Research article
Risk factors for total joint arthroplasty infection in patients receiving tumor necrosis factor α-blockers: a case-control study
1 Rheumatology B Department, Cochin Hospital, AP-HP, 27 rue du faubourg Saint-Jacques, Paris 75014, France; UPRES-EA 4058, Medicine Faculty, Paris Descartes University, 12 rue de l'Ecole de Médecine, Paris 75006, France
2 Department of Rheumatology, Bicêtre Hospital, AP-HP, 78 rue du Général Leclerc, Le Kremlin-Bicêtre 94270, France; INSERM U802, Paris-Sud University, 63 rue Gabriel Péri, Le Kremlin-Bicêtre 94270, France
3 Infectious Diseases - Internal Medicine Department, Cochin Hospital, AP-HP, 27 rue de faubourg Saint-Jacques, Paris 75014, France
4 Department of Rheumatology, Provo Hospital, 25 rue de Barbieux, Roubaix 59100, France
5 Department of Rheumatology, Hotel Dieu Hospital, 1 place Alexis-Ricordeau, Nantes 44000, France
6 Department of Rheumatology, Minjoz Hospital, 3 boulevard Alexandre Fleming, Besançon 25000, France
7 Department of Infectious Diseases, University Hospital, 2 rue de l'Hôtel-Dieu, Rennes 35000, France
8 Department of Infectious Diseases, University Hospital, 4 avenue Reine Victoria, Nice 06000, France
9 Department of Clinical Epidemiology and Biostatistics, Bichat Hospital, AP-HP, 46 rue Henri Huchard, Paris 75018, France; INSERM U738, Medicine Faculty, Paris 7 Denis Diderot University, 16 rue Henri Huchard, Paris 75018, France
Arthritis Research & Therapy 2010, 12:R145 doi:10.1186/ar3087
Published: 16 July 2010Abstract
Introduction
The objective of this study was to assess natural microbial agents, history and risk factors for total joint arthroplasty (TJA) infections in patients receiving tumor necrosis factor (TNF)α-blockers, through the French RATIO registry and a case-control study.
Methods
Cases were TJA infections during TNFα-blocker treatments.
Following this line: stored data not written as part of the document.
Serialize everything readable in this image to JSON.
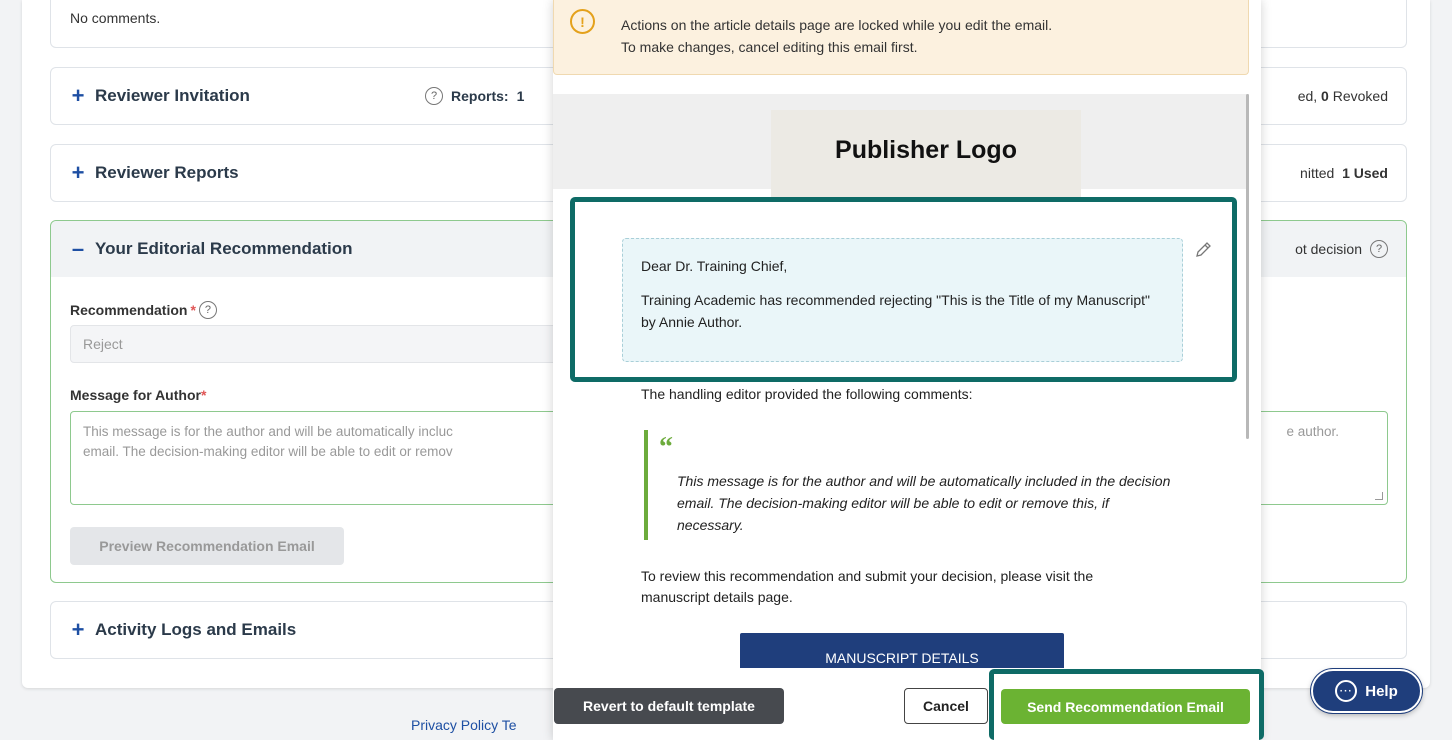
{
  "background": {
    "no_comments": "No comments.",
    "reviewer_invitation": {
      "title": "Reviewer Invitation",
      "reports_label": "Reports:",
      "reports_value": "1",
      "right_tail": "ed,",
      "revoked_count": "0",
      "revoked_label": "Revoked"
    },
    "reviewer_reports": {
      "title": "Reviewer Reports",
      "right_tail": "nitted",
      "used_label": "1 Used"
    },
    "editorial": {
      "title": "Your Editorial Recommendation",
      "right_tail": "ot decision",
      "recommendation_label": "Recommendation",
      "recommendation_value": "Reject",
      "message_label": "Message for Author",
      "message_line1": "This message is for the author and will be automatically incluc",
      "message_line2": "email. The decision-making editor will be able to edit or remov",
      "message_right": "e author.",
      "preview_button": "Preview Recommendation Email"
    },
    "activity": {
      "title": "Activity Logs and Emails"
    },
    "footer_links": "Privacy Policy  Te"
  },
  "modal": {
    "warning_line1": "Actions on the article details page are locked while you edit the email.",
    "warning_line2": "To make changes, cancel editing this email first.",
    "logo_text": "Publisher Logo",
    "greeting": "Dear Dr. Training Chief,",
    "editable_body": "Training Academic has recommended rejecting \"This is the Title of my Manuscript\" by Annie Author.",
    "handling_text": "The handling editor provided the following comments:",
    "quote_mark": "“",
    "quote_text": "This message is for the author and will be automatically included in the decision email. The decision-making editor will be able to edit or remove this, if necessary.",
    "review_text": "To review this recommendation and submit your decision, please visit the manuscript details page.",
    "manuscript_button": "MANUSCRIPT DETAILS",
    "revert_button": "Revert to default template",
    "cancel_button": "Cancel",
    "send_button": "Send Recommendation Email"
  },
  "help": {
    "label": "Help"
  },
  "colors": {
    "accent_blue": "#1f3e7c",
    "send_green": "#6bb333",
    "highlight_teal": "#0e6b66",
    "warning_bg": "#fcf1df"
  }
}
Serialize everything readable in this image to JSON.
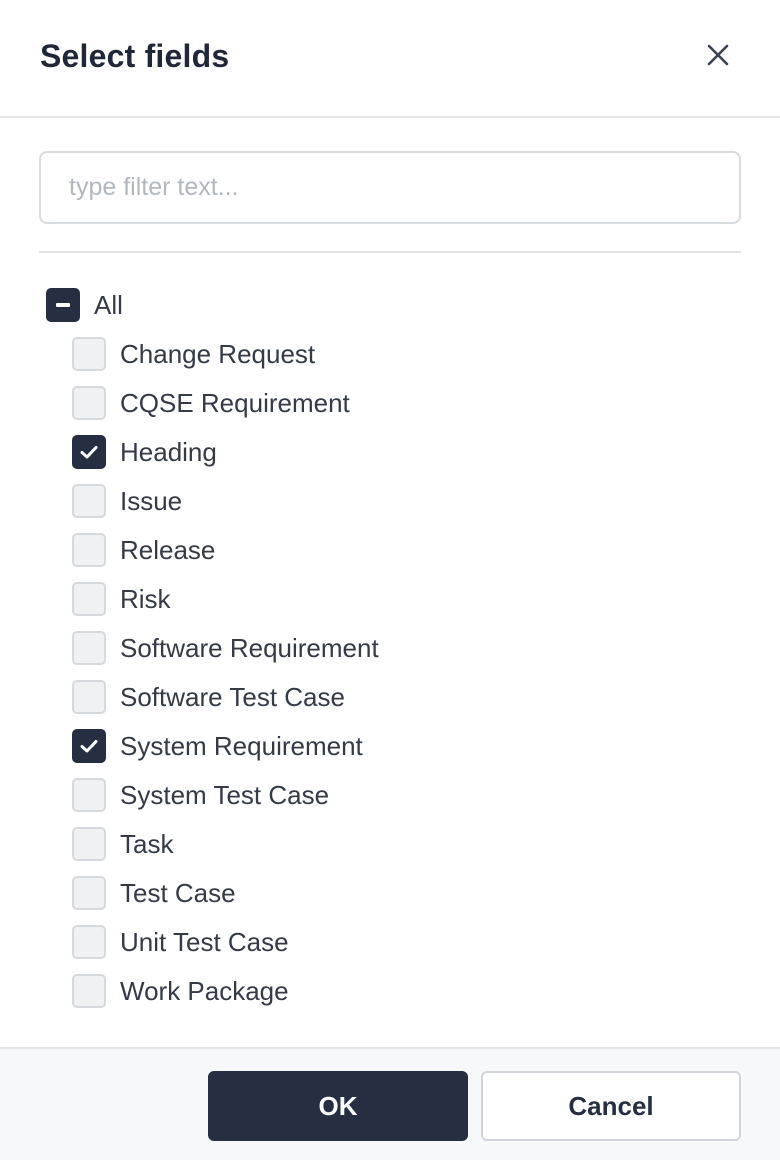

Each case was compared to two controls (with TJA and TNFα-blocker therapy, but without TJA infection) matched on age (±15 years), TJA localization, type of rheumatic disorder and disease duration (±15 years). Statistical analyses included univariate and multivariate analyses with conditional logistic regression.
Results
In the 20 cases (18 rheumatoid arthritis), TJA infection concerned principally the knee (n = 12, 60%) and the hip (n = 5, 25%). Staphylococcus was the more frequent microorganism involved (n = 15, 75%). Four patients (20%) were hospitalized in an intensive care unit and two died from infection. Eight cases (40%) versus 5 controls (13%) had undergone primary TJA or TJA revision for the joint subsequently infected during the last year (P = 0.03). Of these procedures, 5 cases versus 1 control were performed without withdrawing TNFα-blockers (P = 0.08). In multivariate analysis, predictors of infection were primary TJA or TJA revision for the joint subsequently infected within the last year (odds ratio, OR = 88.3; 95%CI 1.1-7,071.6; P = 0.04) and increased daily steroid intake (OR = 5.0 per 5 mg/d increase; 1.1-21.6; P = 0.03). Case-control comparisons showed similar distribution between TNFα-blockers (P = 0.70).
Conclusions
In patients receiving TNFα-blockers, TJA infection is rare but potentially severe. Important risk factors are primary TJA or TJA revision within the last year, particularly when TNFα-blockers are not interrupted before surgery, and the daily steroid intake.